Le récent succès planétaire du jeu Pokémon GO, non content de faire courir les foules après de petits animaux virtuels et multicolores, démontre l’importance que sont en train de prendre la réalité augmentée et la virtualité dans vos vies. Transformation dangereuse ou mutation positive ? Plongée dans un monde futuriste qui est en train de devenir bien réel.
par Ségolène Mathis, agence analogue
illustration © Fotolia
Sans tomber dans une démonstration philosophique digne d’une dissertation de khâgne, il est nécessaire de revenir sur le concept de réalité. Chaque grand penseur en a sa définition propre, mais, pour faire simple, la réalité, c’est ce qui existe effectivement. À partir de là, que désignent alors réalité augmentée (RA) et réalité virtuelle (RV) ?
Dès que l’on ajoute des éléments virtuels sur une réalité, elle devient augmentée. Un mix de chair, d’os et de factice, en somme. C’est le cas de Pokémon GO, qui fait apparaître sur l’écran de votre smartphone des animaux virtuels sur fond de décor réel, dans un lieu existant (la place de l’Étoile par exemple), et ce, partout dans le monde. Un exploit rendu possible grâce à la géolocalisation : repéré par un petit satellite qui navigue tout là-haut au-dessus de votre tête, votre téléphone est en mesure de vous dire où se cachent ces petites bestioles dans la zone qui vous entoure. Vous n’avez plus qu’à vous précipiter pour les attraper. Réalité : vous vous êtes bien déplacé jusqu’à l’endroit indiqué (et avez brûlé quelques calories au passage). Virtualité : l’animal piégé n’existe que dans votre téléphone.
Un marché prêt à bondir
A contrario, la réalité virtuelle immerge son utilisateur dans un monde totalement fictif, recréé ou imaginaire. Visite d’un lieu situé à l’autre bout du monde ou pilotage d’un avion de chasse, les expériences sont infinies et surprenantes.

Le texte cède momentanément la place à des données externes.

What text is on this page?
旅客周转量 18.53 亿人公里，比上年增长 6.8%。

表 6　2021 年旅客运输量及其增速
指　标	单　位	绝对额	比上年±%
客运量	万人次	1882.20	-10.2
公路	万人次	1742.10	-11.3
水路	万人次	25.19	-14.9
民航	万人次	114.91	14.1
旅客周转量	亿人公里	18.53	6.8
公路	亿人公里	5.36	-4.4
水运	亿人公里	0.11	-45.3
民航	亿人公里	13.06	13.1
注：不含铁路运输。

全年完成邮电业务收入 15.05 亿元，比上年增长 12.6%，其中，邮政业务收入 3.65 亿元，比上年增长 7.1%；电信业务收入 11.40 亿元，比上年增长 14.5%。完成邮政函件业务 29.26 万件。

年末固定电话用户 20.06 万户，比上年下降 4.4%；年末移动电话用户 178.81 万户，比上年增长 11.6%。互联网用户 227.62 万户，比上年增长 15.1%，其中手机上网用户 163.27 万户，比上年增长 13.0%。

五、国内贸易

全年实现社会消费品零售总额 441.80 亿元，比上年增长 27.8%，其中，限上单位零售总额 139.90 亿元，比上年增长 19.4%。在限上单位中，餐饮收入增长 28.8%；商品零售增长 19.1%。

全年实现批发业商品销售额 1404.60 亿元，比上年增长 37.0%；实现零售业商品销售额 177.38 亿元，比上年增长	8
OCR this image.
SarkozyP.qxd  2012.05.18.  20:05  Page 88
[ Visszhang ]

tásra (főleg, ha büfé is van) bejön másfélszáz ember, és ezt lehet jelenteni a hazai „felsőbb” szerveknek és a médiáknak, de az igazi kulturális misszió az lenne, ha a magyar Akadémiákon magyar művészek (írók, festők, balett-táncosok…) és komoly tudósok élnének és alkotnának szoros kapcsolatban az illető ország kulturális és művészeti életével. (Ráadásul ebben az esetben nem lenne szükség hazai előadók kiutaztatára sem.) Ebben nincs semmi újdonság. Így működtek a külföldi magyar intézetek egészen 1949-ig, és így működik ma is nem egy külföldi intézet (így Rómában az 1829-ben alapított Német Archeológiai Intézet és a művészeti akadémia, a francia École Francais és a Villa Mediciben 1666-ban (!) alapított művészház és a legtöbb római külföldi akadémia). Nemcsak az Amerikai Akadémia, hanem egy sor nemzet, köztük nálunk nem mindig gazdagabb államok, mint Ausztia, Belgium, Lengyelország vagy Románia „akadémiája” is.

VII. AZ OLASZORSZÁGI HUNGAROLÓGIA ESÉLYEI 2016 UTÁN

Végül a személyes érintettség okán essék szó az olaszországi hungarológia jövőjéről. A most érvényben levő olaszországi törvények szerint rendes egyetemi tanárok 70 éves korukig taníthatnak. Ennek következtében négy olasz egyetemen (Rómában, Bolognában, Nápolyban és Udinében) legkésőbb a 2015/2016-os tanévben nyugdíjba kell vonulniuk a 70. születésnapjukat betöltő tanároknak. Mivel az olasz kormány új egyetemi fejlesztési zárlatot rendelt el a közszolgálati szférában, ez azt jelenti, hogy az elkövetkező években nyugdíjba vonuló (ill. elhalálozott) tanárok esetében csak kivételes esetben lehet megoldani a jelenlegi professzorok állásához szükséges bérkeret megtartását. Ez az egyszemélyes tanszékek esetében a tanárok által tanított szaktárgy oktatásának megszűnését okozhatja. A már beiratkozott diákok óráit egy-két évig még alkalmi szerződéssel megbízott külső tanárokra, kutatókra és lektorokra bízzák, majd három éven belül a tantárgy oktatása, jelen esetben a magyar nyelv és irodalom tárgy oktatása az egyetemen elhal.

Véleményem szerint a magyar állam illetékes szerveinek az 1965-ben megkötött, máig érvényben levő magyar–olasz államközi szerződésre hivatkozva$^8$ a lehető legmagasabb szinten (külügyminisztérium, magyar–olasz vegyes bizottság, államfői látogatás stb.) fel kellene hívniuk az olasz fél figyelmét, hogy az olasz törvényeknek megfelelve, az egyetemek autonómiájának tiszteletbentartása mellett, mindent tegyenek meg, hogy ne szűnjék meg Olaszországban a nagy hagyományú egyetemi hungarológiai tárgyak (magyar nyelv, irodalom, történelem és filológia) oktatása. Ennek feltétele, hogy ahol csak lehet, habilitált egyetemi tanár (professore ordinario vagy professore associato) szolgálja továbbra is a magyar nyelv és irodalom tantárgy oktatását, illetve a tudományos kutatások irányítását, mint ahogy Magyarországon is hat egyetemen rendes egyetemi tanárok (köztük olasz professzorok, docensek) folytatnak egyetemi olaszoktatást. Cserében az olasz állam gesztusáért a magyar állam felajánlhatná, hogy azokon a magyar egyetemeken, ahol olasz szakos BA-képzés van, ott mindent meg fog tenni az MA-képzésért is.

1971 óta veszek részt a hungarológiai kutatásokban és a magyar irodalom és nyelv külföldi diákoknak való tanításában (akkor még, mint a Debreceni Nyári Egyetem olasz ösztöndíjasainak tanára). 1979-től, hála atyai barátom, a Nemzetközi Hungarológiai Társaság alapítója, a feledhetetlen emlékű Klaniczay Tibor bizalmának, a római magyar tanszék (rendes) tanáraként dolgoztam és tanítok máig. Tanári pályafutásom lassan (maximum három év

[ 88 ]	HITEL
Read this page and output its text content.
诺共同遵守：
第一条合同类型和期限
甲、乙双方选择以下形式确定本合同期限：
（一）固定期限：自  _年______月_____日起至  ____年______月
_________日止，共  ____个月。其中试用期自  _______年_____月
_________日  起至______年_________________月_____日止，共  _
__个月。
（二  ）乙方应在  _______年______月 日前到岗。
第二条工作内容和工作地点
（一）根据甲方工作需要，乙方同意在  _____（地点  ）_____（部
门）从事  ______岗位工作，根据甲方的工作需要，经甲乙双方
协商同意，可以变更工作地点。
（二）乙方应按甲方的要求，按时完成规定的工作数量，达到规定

D’ici dix ans, selon une étude menée par Goldman Sachs, la réalité virtuelle représentera un marché de 80 milliards de dollars, dont 15 % seront détenus par les entreprises de jeux vidéos. Cependant, au-delà de l’aspect purement ludique, la réalité virtuelle peut avoir des applications bien plus bénéfiques. Un rapport¹ mené par la société Greenlight VR auprès de 1 200 consommateurs américains âgés de 18 à 60 ans prouve que leurs attentes vont dans ce sens. Plus de 73 % d’entre eux plébiscitent l’utilisation de la RV dans le tourisme, devant le cinéma (67 %) ou l’éducation (63 %).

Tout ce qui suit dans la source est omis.